What is wrong with simple plain text e-mail.
Paul
Web pages used to be documents.
Then interactive documents.
Now often programs that create interactive documents in the browser.
And sometimes just programs that fetch and display data.
And sometimes a program that is a sort of web browser in a web browser.
I think that 3 and beyond are only suitable for control interfaces.
My moment of realisation came 14-15 years ago working for a media company whose href were: javascript:window.navigate("/URL/...")
Absolute idiocy!
Sam On 24 Apr 2016 7:56 p.m., "Paul Boddie" paul@boddie.org.uk wrote:
On Sunday 24. April 2016 20.09.20 Theo Schmidt wrote:
Am 23.04.2016 um 16:07 schrieb Paul Boddie: ...
... albeit in a world where every Web page wants to run scripts from a hundred sites, show ten videos or animations, and lay itself
out
over and over again.
This is becoming more and more of a problem for me. Many "modern"
sites
are unusable without scripting and with older browsers or hardware
which
don't provide up-to-date Javascript and enough speed to cope with the often crappy programming. An example is the site of Bern University http://www.unibe.ch which used to be really nice and usable but now won't run on any of my mobile phones (Nokia N900, an older Samsung-Android and a friend's older iPhone). On my PC it doesn't look nice and navigation isn't possible without Javascript. Ironically the relaunch is justified by the need to be usable with mobile phones.
What do they call that again?
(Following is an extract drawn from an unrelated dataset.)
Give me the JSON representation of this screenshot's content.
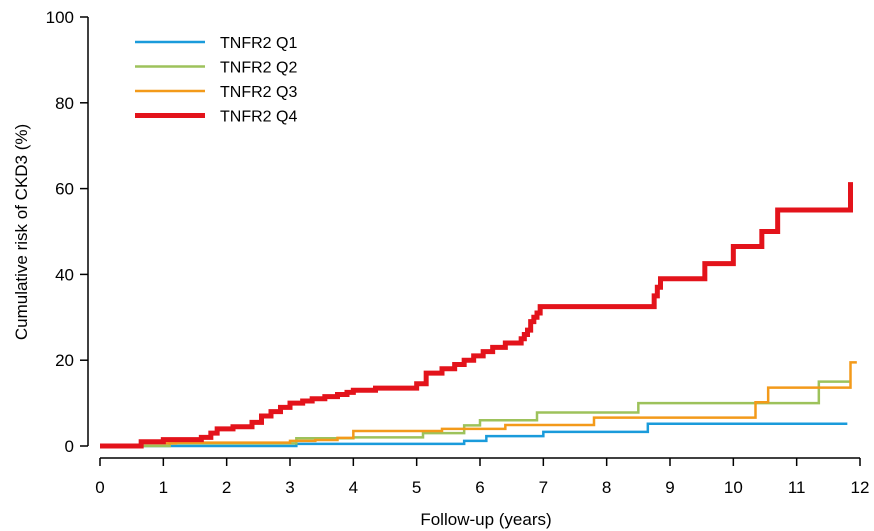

Adaptive layout? Usually involving pieces of the page appearing jumbled in the browser before things suddenly jump into place, often just as one is about to click on something, thanks to some JavaScript element-decoration technique being all the rage amongst Web designers a few years ago. After all that effort, the result is often very familiar: layers of boxes upon boxes on a white background. I guess the consensus is that this looks good on an iPad.
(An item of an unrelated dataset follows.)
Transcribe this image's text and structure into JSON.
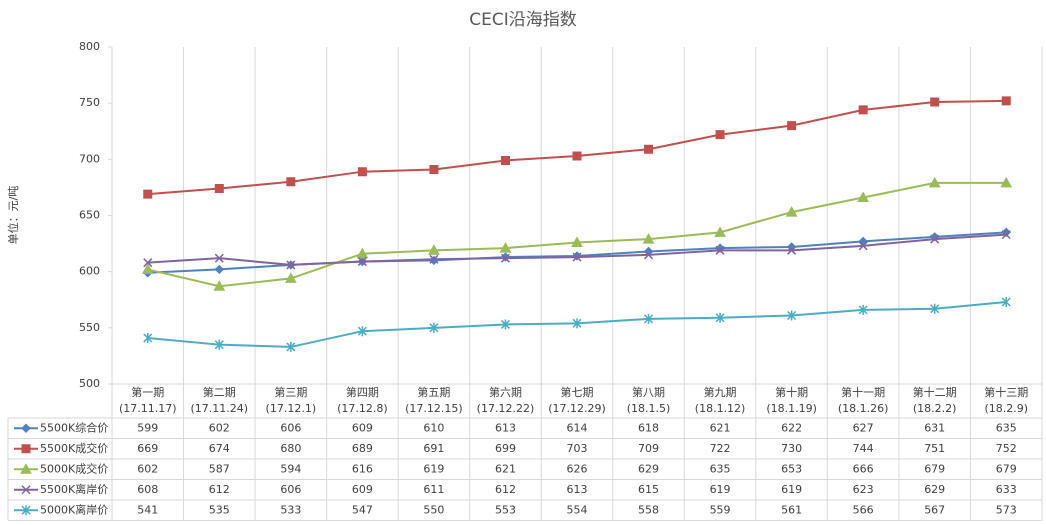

And, of course, Twitter, Facebook and numerous "content delivery networks" and analytics sites all have to serve up content onto the megapage (links to other pages also being unfashionable on some sites). I actually don't run NoScript, but I do block certain sites and domains, but one disables things at one's own peril because the site may have decided that some random "asset" needs to be loaded or the site's core functionality won't work. Even if one's browser has to join a long queue of browsers needing to download, say, the jQuery libraries (for the hundredth time today) or some Web fonts.
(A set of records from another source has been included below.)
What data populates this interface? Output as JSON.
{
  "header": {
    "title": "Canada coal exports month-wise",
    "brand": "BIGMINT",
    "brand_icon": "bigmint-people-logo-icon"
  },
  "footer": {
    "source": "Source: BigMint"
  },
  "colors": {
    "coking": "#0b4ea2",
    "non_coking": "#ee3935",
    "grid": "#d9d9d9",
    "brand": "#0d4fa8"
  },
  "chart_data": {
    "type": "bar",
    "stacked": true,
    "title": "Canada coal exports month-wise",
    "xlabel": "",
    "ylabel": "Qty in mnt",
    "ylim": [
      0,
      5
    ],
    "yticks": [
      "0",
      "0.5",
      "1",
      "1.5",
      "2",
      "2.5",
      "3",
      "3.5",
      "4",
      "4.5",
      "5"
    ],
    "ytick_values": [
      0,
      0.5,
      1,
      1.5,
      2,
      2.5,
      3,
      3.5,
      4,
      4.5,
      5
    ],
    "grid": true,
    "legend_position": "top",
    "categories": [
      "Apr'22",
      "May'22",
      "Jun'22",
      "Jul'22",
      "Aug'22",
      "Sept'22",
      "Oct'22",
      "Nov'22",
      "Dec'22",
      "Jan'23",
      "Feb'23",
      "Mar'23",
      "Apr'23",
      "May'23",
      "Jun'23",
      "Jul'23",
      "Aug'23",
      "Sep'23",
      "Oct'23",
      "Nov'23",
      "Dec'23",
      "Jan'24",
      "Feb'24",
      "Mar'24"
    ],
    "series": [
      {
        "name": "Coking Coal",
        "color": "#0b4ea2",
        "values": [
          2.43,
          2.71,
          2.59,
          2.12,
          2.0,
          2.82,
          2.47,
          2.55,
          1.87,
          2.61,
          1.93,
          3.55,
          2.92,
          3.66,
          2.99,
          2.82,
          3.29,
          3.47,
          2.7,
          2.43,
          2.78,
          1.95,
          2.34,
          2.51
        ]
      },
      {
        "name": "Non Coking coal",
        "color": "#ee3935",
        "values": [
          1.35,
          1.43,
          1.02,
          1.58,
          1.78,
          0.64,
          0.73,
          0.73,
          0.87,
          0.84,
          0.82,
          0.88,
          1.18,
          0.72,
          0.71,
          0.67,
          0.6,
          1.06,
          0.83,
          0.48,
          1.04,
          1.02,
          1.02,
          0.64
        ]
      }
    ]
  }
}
Unfortunately ever more companies and organisations are "relauching" their websites in this manner. Is there any campaign be FSFE, FSF or other organisations protesting against this developement?
Or am I just an old fogey who isn't "with it"?
I fear that we are part of a small club whose opinion can't be heard above the chorus of squealing influencers and those without the long-term perspectives to realise just how absurd and wasteful this all is.